Trimon 3D Monitor: delight for sore eyes
Daily Roundup technology evolved, headaches remain the same
DEMOED AT CES at the beginning of the year, Zalman’s Trimon 3D display has finally been tested by someone – John at TweakTown managed to get hold of one of these and fooled around with it for a while. Although you’re probably thinking you’re gonna play all the shooters on this thing, let it be known that gaming really isn’t its strongest suit; It’s movies.
The display is pretty standard in specs, but the 3D effect, coupled with the polarized eyeglasses give a whole new dimension to things. Mind you, if you don’t wear the glasses, it works as a standard 2D screen. Apparently 3D technology hasn’t come a long way at all... now where did we put that blister o’ aspirins? Get your head done-in here.
Les Numeriques in France has a three-way shootout between an HD3870 X2, 9800 GX2 and a 9800GTX. They have a pretty unique way of presenting their numbers so you can browse through the results without constantly needing to load new pages. No surprises in the performance chapter, though. GX2 is still the top performer in any real-world game. See the numbers ici, or for the franco-impaired, here.
It takes quite a bit to shock and awe Fudo, but Patriot managed to do it with their Xporter 32GB memory stick. In a rubberised water-proof enclosure, you get a whopping 32GB of high-speed flash.
Fudo points out that what really limits performance on this thing is the USB host controller on your PC/laptop, as well as Vista’s own handicapped handling of file transfers when calculating “time remaining” (we hear this nonsense has been solved in Vista SP1). Fudo was impressed.
Much to the surprise of many computer buffs, it seems that S3 is making a sort of comeback with a new card – the S3 Chrome 430GT – targeting the low power/HTPC users. PC Games Hardware in Germany has the skinny on this little performer. The 430GT fits in somewhere above both an HD 3450 and a GeForce 8500. Now, this S3 card only has a 64-bit memory interface, which means it’s pretty much castrated, but the performance is pretty high for such a part.
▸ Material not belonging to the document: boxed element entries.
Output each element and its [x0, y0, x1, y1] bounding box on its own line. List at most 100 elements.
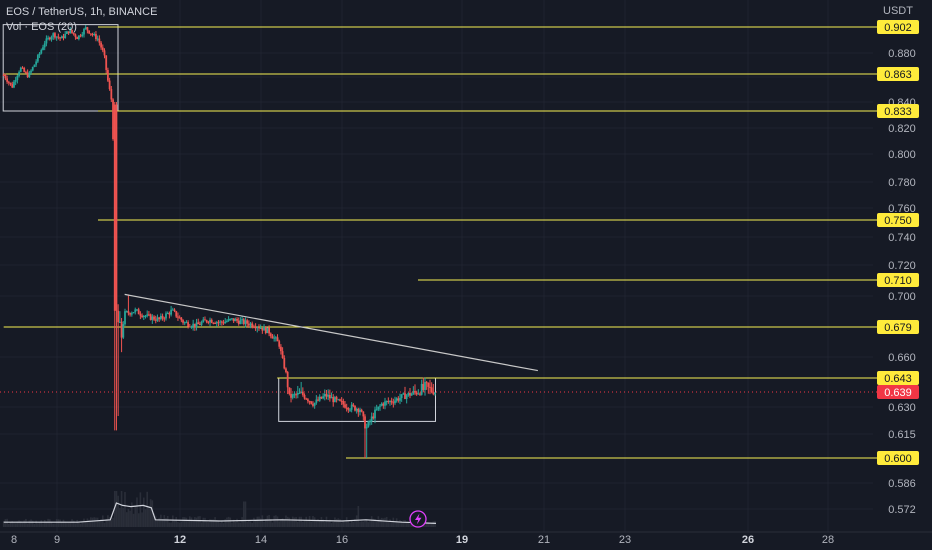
candle-body-248 — [422, 383, 425, 391]
volume-bar-145 — [249, 521, 252, 527]
candle-body-187 — [320, 396, 323, 399]
volume-bar-147 — [253, 517, 255, 527]
candle-body-119 — [205, 320, 208, 322]
candle-body-96 — [166, 313, 169, 315]
volume-bar-10 — [19, 521, 22, 527]
candle-body-55 — [96, 38, 99, 40]
volume-bar-235 — [400, 520, 403, 527]
volume-bar-49 — [86, 518, 89, 527]
candle-body-4 — [9, 82, 12, 85]
candle-body-168 — [288, 387, 291, 395]
candle-body-176 — [301, 391, 304, 395]
level-tag-0.902[interactable] — [877, 20, 919, 34]
candle-body-152 — [261, 328, 264, 331]
candle-body-41 — [72, 32, 75, 35]
volume-bar-119 — [205, 521, 208, 527]
volume-bar-152 — [261, 515, 264, 527]
candle-body-110 — [190, 326, 193, 328]
volume-bar-112 — [194, 517, 196, 527]
volume-bar-239 — [407, 521, 410, 527]
volume-bar-203 — [347, 521, 350, 527]
level-tag-0.710[interactable] — [877, 273, 919, 287]
volume-bar-44 — [78, 522, 80, 527]
volume-bar-19 — [35, 520, 37, 527]
candle-body-45 — [79, 35, 82, 37]
volume-bar-223 — [380, 517, 383, 527]
candle-body-175 — [300, 391, 303, 393]
symbol-title[interactable]: EOS / TetherUS, 1h, BINANCE — [6, 6, 158, 18]
volume-bar-73 — [127, 508, 130, 527]
candle-body-73 — [127, 311, 130, 314]
candle-body-2 — [6, 78, 9, 82]
volume-bar-134 — [231, 522, 233, 527]
candle-body-240 — [409, 392, 411, 396]
candle-body-212 — [362, 411, 365, 417]
volume-bar-3 — [8, 523, 10, 527]
price-tick-label: 0.780 — [888, 177, 916, 189]
range-box-0[interactable] — [2, 24, 119, 112]
candle-body-16 — [30, 70, 32, 73]
volume-bar-25 — [45, 521, 48, 527]
candle-body-182 — [312, 403, 314, 406]
time-axis[interactable]: 9 12 14 16 19 21 23 26 28 8 — [0, 531, 932, 546]
candle-body-92 — [159, 315, 162, 320]
candle-body-155 — [266, 327, 269, 334]
level-tag-0.600[interactable] — [877, 451, 919, 465]
volume-bar-154 — [264, 518, 267, 527]
candle-body-28 — [50, 36, 53, 40]
volume-bar-233 — [397, 521, 400, 527]
lightning-icon[interactable] — [409, 510, 427, 528]
candle-body-127 — [219, 321, 222, 323]
volume-bar-217 — [370, 516, 373, 527]
candle-body-252 — [429, 386, 431, 388]
volume-bar-252 — [429, 524, 431, 527]
volume-bar-66 — [115, 491, 118, 527]
volume-bar-81 — [141, 512, 143, 527]
candle-body-166 — [285, 368, 287, 373]
candle-body-202 — [345, 407, 348, 409]
candle-body-27 — [48, 37, 51, 40]
candle-body-126 — [217, 322, 220, 324]
level-tag-0.750[interactable] — [877, 213, 919, 227]
volume-bar-188 — [322, 519, 324, 527]
price-levels — [3, 26, 877, 459]
volume-bar-169 — [290, 520, 292, 527]
candle-body-160 — [274, 337, 277, 339]
volume-bar-228 — [389, 519, 391, 527]
candle-body-198 — [339, 399, 341, 401]
candle-body-109 — [188, 326, 191, 328]
volume-bar-32 — [57, 519, 60, 527]
volume-bar-226 — [385, 517, 388, 527]
volume-bar-20 — [37, 523, 39, 527]
candle-body-189 — [323, 394, 326, 397]
volume-bar-107 — [185, 517, 188, 527]
candle-body-196 — [335, 397, 338, 400]
level-tag-0.863[interactable] — [877, 67, 919, 81]
candle-body-70 — [122, 324, 125, 338]
candle-body-105 — [182, 320, 184, 323]
level-tag-0.679[interactable] — [877, 320, 919, 334]
price-axis[interactable]: 0.8800.8600.8400.8200.8000.7800.7600.740… — [0, 20, 919, 516]
trendline[interactable] — [124, 293, 538, 372]
volume-bar-82 — [142, 497, 145, 527]
candle-body-35 — [62, 36, 65, 39]
volume-bar-95 — [165, 518, 167, 527]
level-tag-0.833[interactable] — [877, 104, 919, 118]
date-tick-label: 23 — [619, 534, 631, 546]
volume-bar-79 — [137, 513, 140, 527]
candle-body-115 — [199, 324, 201, 326]
candle-body-167 — [286, 372, 289, 388]
candle-body-93 — [161, 315, 164, 319]
candle-body-200 — [342, 401, 345, 405]
candle-body-218 — [372, 416, 375, 419]
volume-bar-172 — [295, 517, 297, 527]
volume-bar-127 — [219, 522, 221, 527]
level-tag-0.643[interactable] — [877, 371, 919, 385]
candle-body-164 — [281, 351, 284, 358]
candle-body-114 — [197, 322, 200, 325]
volume-indicator-title[interactable]: Vol · EOS (20) — [6, 21, 77, 33]
candle-body-43 — [76, 37, 79, 40]
current-price-tag[interactable] — [877, 385, 919, 399]
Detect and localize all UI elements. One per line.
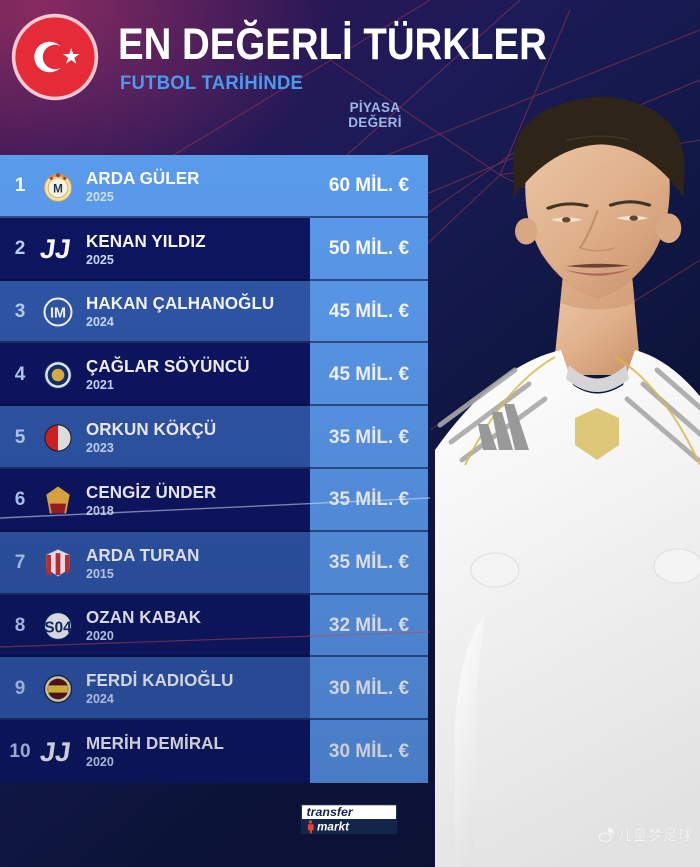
svg-text:JJ: JJ — [40, 233, 73, 264]
svg-text:S04: S04 — [44, 619, 72, 636]
svg-text:JJ: JJ — [40, 736, 73, 767]
svg-text:transfer: transfer — [307, 805, 354, 819]
svg-text:IM: IM — [50, 305, 66, 321]
svg-text:markt: markt — [317, 820, 350, 833]
svg-text:M: M — [53, 183, 63, 196]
Those who know S3 also know that drivers have always been an issue, especially when it comes to displaying textures and a whole bunch of higher-end features. HD video is also an issue right now, but they’re working on it. PCGH also added that S3 is promising a high-end card, which they’re presuming to be on a 128-bit memory interface and 512MB o’GDDR3, down the line. Here for the non-German speakers. Here if you have some German skills.
Crucial is also moving up memory food chain with their Ballistix Tracer (Red) PC2-6400 at OCInside. This comes in a 2x2GB flavour, which is becoming more and more the standard of new PCs... no need to hold back when DDR2 is cheap as the proverbial chip. It comes rated at 4-4-4-12 @2.2V. It did deliver some pretty good performance at 435MHz with 4-4-4-10 timings, considering it’s “only” DDR2. Enthusiasts should find some more overclocking headroom as voltages go up, thinks OCInside.
OCC has a review on Gigabyte’s newest 780G mobo, the Gigabyte GA-MA78GM-SH2. Hybrid graphics included, this mobo has three different types of graphic output plugs integrated (D-SUB, DVI, HDMI) meaning: no adapters, no dongles to lose. The number of USB ports are also a big “Pro”, according to Alan, as HTPC mobos go, the GA-MA78GM-SH2 is USB-rich and this is really worthwhile, as HTPC cases usually leave little room for upgrading. Graphics performance is what you’d expect, both Hybrid and IGP-based. Read the review here.